Sir Henry ordered an immediate post-mortem, which found that Essex had died of natural causes.61 But the following February, 1577, Sidney still felt the need to offer Leicester further reassurance in a private letter about the ‘false and malicious bruit’. The man responsible for spreading the rumours had now himself died of the same disease, Sir Henry said, ‘which most certainly was free from any poison; a mere flux, a disease appropriate to this country and whereof there died many in the later part of the last year, and some of mine own household, and yet
free from any suspicion of poison’. But why did Leicester need the reassurance? Concern for his own reputation, as after the death of Amy Dudley? Perhaps - but not necessarily. The lasting slur, that Leicester may have had his rival murdered, in fact springs chiefly from a slanderous pamphlet not published until the 1580s.
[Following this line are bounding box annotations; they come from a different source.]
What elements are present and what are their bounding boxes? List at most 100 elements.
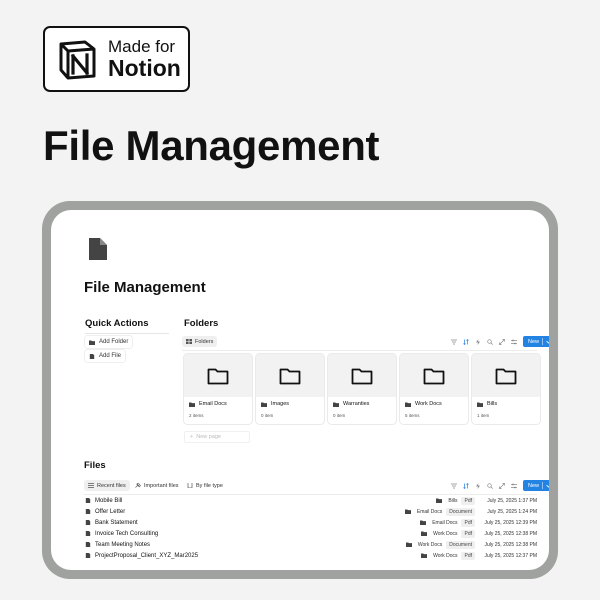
- folder-card-email-docs[interactable]: Email Docs 2 items: [184, 354, 252, 424]
- tab-folders[interactable]: Folders: [182, 336, 218, 347]
- card-thumbnail: [328, 354, 396, 397]
- notion-logo: [59, 40, 96, 80]
- file-name: Mobile Bill: [95, 497, 123, 504]
- folders-divider: [182, 350, 537, 351]
- file-icon: [85, 509, 91, 514]
- search-icon[interactable]: [487, 338, 493, 345]
- tab-by-file-type-label: By file type: [196, 482, 223, 489]
- file-type-tag: Pdf: [461, 496, 475, 505]
- folder-card-images[interactable]: Images 0 item: [256, 354, 324, 424]
- filter-icon[interactable]: [451, 483, 457, 489]
- file-date: July 25, 2025 12:39 PM: [484, 519, 537, 526]
- folder-icon: [261, 402, 267, 407]
- add-file-button[interactable]: Add File: [85, 350, 126, 362]
- table-row[interactable]: Team Meeting Notes Work Docs Document Ju…: [85, 539, 537, 550]
- folder-icon: [405, 542, 412, 547]
- plus-icon: +: [190, 434, 194, 440]
- table-row[interactable]: Bank Statement Email Docs Pdf July 25, 2…: [85, 517, 537, 528]
- expand-icon[interactable]: [499, 338, 505, 345]
- file-meta: Work Docs Document July 25, 2025 12:38 P…: [405, 540, 537, 549]
- card-name: Email Docs: [189, 401, 227, 407]
- file-meta: Work Docs Pdf July 25, 2025 12:37 PM: [421, 551, 537, 560]
- file-icon: [85, 553, 91, 558]
- sort-icon[interactable]: [463, 482, 469, 489]
- tab-recent-files[interactable]: Recent files: [84, 480, 130, 491]
- filter-icon[interactable]: [451, 339, 457, 345]
- expand-icon[interactable]: [499, 482, 505, 489]
- folder-card-work-docs[interactable]: Work Docs 5 items: [400, 354, 468, 424]
- card-name-text: Warranties: [343, 401, 370, 407]
- files-new-label: New: [528, 482, 540, 489]
- settings-icon[interactable]: [511, 483, 517, 489]
- table-row[interactable]: Offer Letter Email Docs Document July 25…: [85, 506, 537, 517]
- settings-icon[interactable]: [511, 339, 517, 345]
- lightning-icon[interactable]: [475, 338, 481, 345]
- folder-card-warranties[interactable]: Warranties 0 item: [328, 354, 396, 424]
- folder-icon: [436, 498, 443, 503]
- folder-icon: [495, 368, 517, 384]
- folder-card-bills[interactable]: Bills 1 item: [472, 354, 540, 424]
- file-icon: [85, 498, 91, 503]
- tab-by-file-type[interactable]: By file type: [183, 480, 227, 491]
- file-meta: Bills Pdf July 25, 2025 1:37 PM: [436, 496, 537, 505]
- tab-important-files[interactable]: Important files: [131, 480, 183, 491]
- card-count: 5 items: [405, 413, 420, 418]
- card-name-text: Work Docs: [415, 401, 442, 407]
- sort-icon[interactable]: [463, 338, 469, 345]
- file-meta: Email Docs Document July 25, 2025 1:24 P…: [404, 507, 537, 516]
- file-date: July 25, 2025 12:38 PM: [484, 541, 537, 548]
- table-icon: [88, 483, 94, 488]
- new-page-label: New page: [196, 434, 221, 440]
- quick-actions-divider: [85, 333, 169, 334]
- file-date: July 25, 2025 1:24 PM: [487, 508, 537, 515]
- folders-new-button[interactable]: New: [523, 336, 549, 347]
- file-icon: [85, 542, 91, 547]
- files-toolbar: New: [451, 480, 549, 491]
- file-folder: Email Docs: [432, 519, 458, 526]
- tab-recent-files-label: Recent files: [97, 482, 126, 489]
- table-row[interactable]: ProjectProposal_Client_XYZ_Mar2025 Work …: [85, 550, 537, 561]
- file-type-tag: Pdf: [461, 529, 475, 538]
- card-name: Warranties: [333, 401, 369, 407]
- file-type-tag: Pdf: [461, 551, 475, 560]
- new-page-button[interactable]: + New page: [184, 431, 250, 443]
- search-icon[interactable]: [487, 482, 493, 489]
- notion-page: File Management Quick Actions Add Folder…: [51, 210, 549, 570]
- folder-icon: [404, 509, 411, 514]
- card-count: 1 item: [477, 413, 490, 418]
- file-name: Offer Letter: [95, 508, 126, 515]
- tab-folders-label: Folders: [195, 338, 214, 345]
- made-for-notion-badge: Made for Notion: [43, 26, 190, 92]
- card-count: 0 item: [333, 413, 346, 418]
- card-name-text: Email Docs: [199, 401, 227, 407]
- page-title: File Management: [84, 279, 206, 296]
- file-date: July 25, 2025 12:38 PM: [484, 530, 537, 537]
- file-folder: Work Docs: [417, 541, 443, 548]
- add-folder-label: Add Folder: [99, 339, 129, 345]
- lightning-icon[interactable]: [475, 482, 481, 489]
- folder-icon: [351, 368, 373, 384]
- badge-line2: Notion: [108, 54, 181, 81]
- folder-icon: [423, 368, 445, 384]
- files-new-button[interactable]: New: [523, 480, 549, 491]
- file-type-tag: Document: [446, 540, 475, 549]
- chevron-down-icon[interactable]: [546, 484, 549, 488]
- tab-important-files-label: Important files: [144, 482, 179, 489]
- card-thumbnail: [472, 354, 540, 397]
- folders-new-label: New: [528, 338, 540, 345]
- badge-text: Made for Notion: [108, 38, 181, 80]
- file-date: July 25, 2025 1:37 PM: [487, 497, 537, 504]
- folder-icon: [333, 402, 339, 407]
- file-folder: Work Docs: [433, 552, 458, 559]
- file-icon: [85, 520, 91, 525]
- card-thumbnail: [184, 354, 252, 397]
- card-name: Work Docs: [405, 401, 442, 407]
- table-row[interactable]: Invoice Tech Consulting Work Docs Pdf Ju…: [85, 528, 537, 539]
- file-folder: Work Docs: [433, 530, 458, 537]
- chevron-down-icon[interactable]: [546, 340, 549, 344]
- add-folder-button[interactable]: Add Folder: [85, 336, 133, 348]
- table-row[interactable]: Mobile Bill Bills Pdf July 25, 2025 1:37…: [85, 495, 537, 506]
- file-type-tag: Document: [446, 507, 475, 516]
- badge-line1: Made for: [108, 37, 176, 56]
- file-icon: [89, 353, 95, 359]
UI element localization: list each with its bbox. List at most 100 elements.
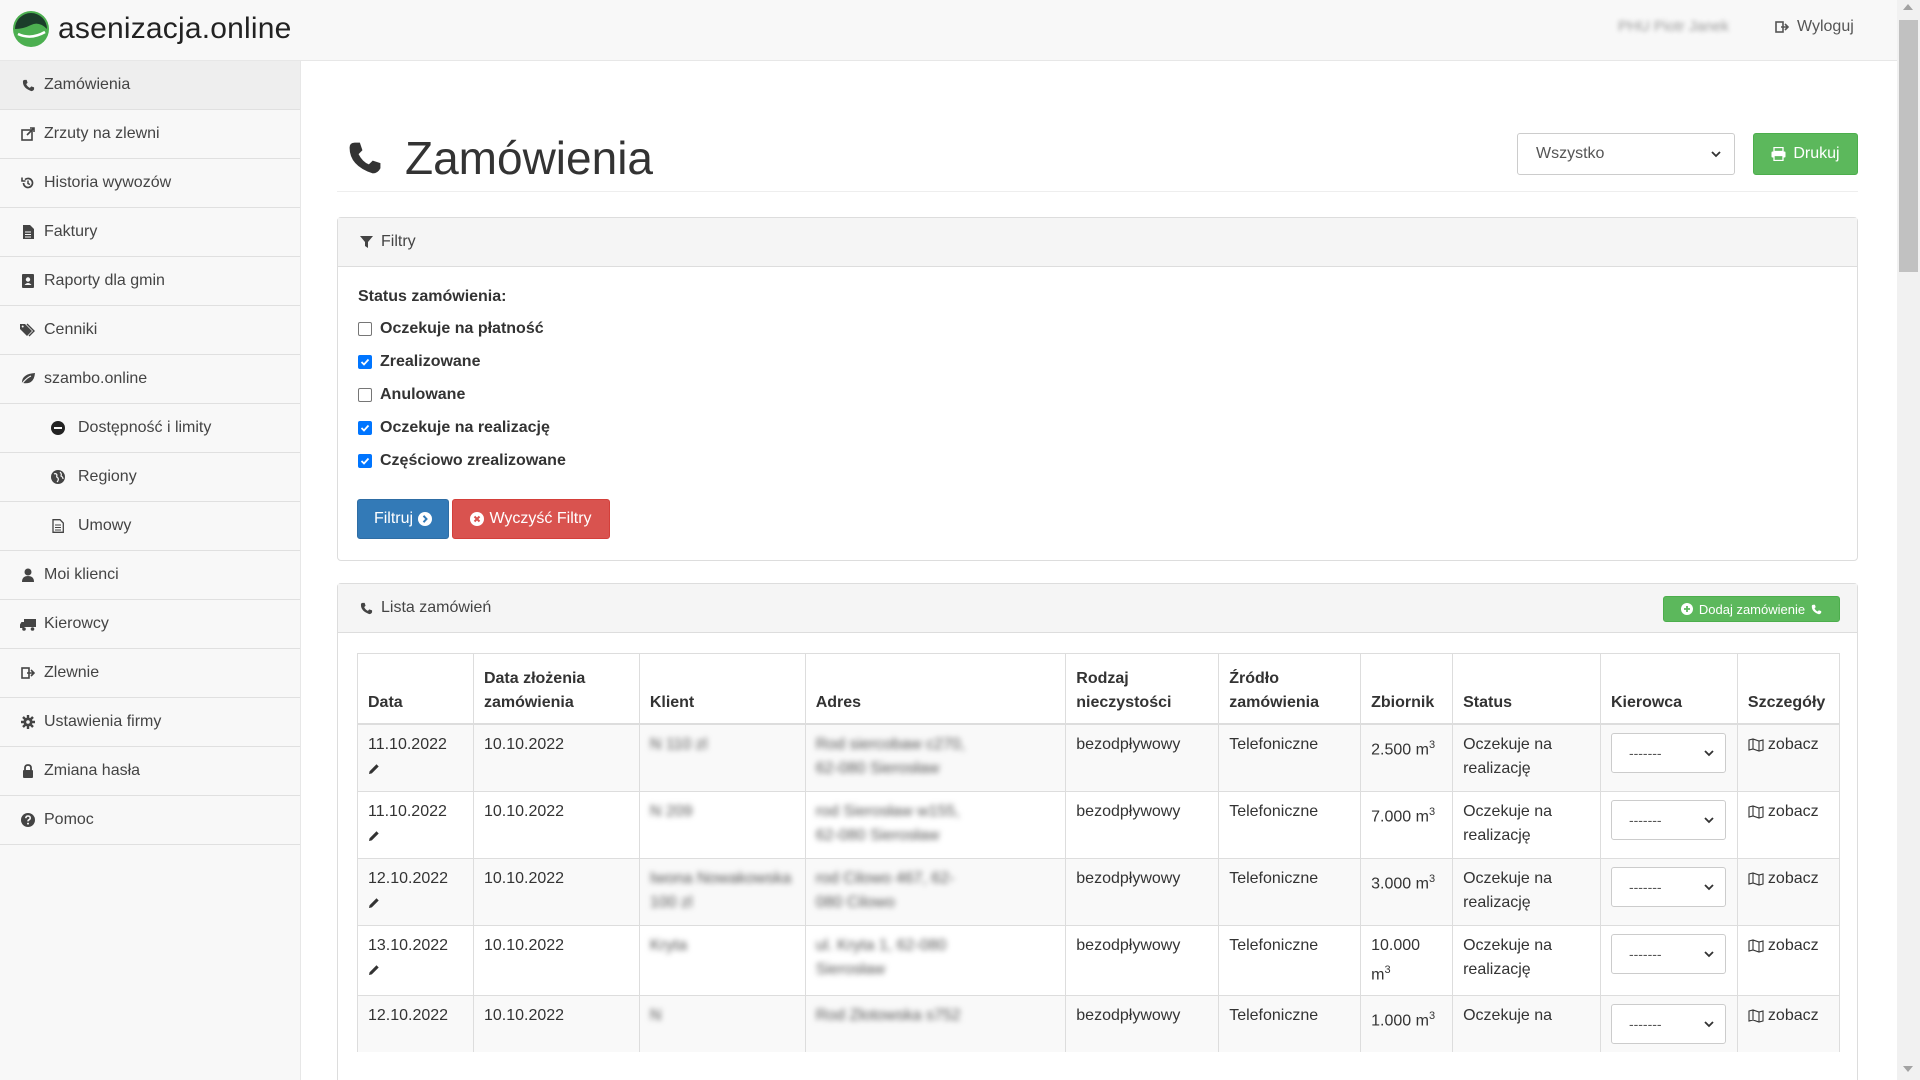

Right then and there in 1577, the worst canard seems to have been rather that it was Lettice - Essex’s ‘wellbeloved wife’, as she was described in a will just three months old - who had had her husband put away. (Froude says that a few years earlier, Mary, Queen of Scots, had been warned to beware of Lettice, for precisely her facility with poisons.)
But whatever Lettice, guilty or innocent, may have hoped might follow her husband’s death, in fact, in the short term at least, it left her almost destitute, since her husband’s debts were enough to crush his heir and sink his estates, and her attempt to get some maintenance from the Queen did not prosper quickly or smoothly. If she had already been involved with Leicester, could he not have helped her in some way? In fact, as with the death of Douglass Sheffield’s husband, the best evidence for the fact that Leicester did not kill Lettice’s husband in order to marry her is that he showed no signs of wishing to do so the minute she was free. Instead, Lettice drops out of the picture for a year or two. In 1577, as far as the sources are concerned, it was the same old Robert and Elizabeth story.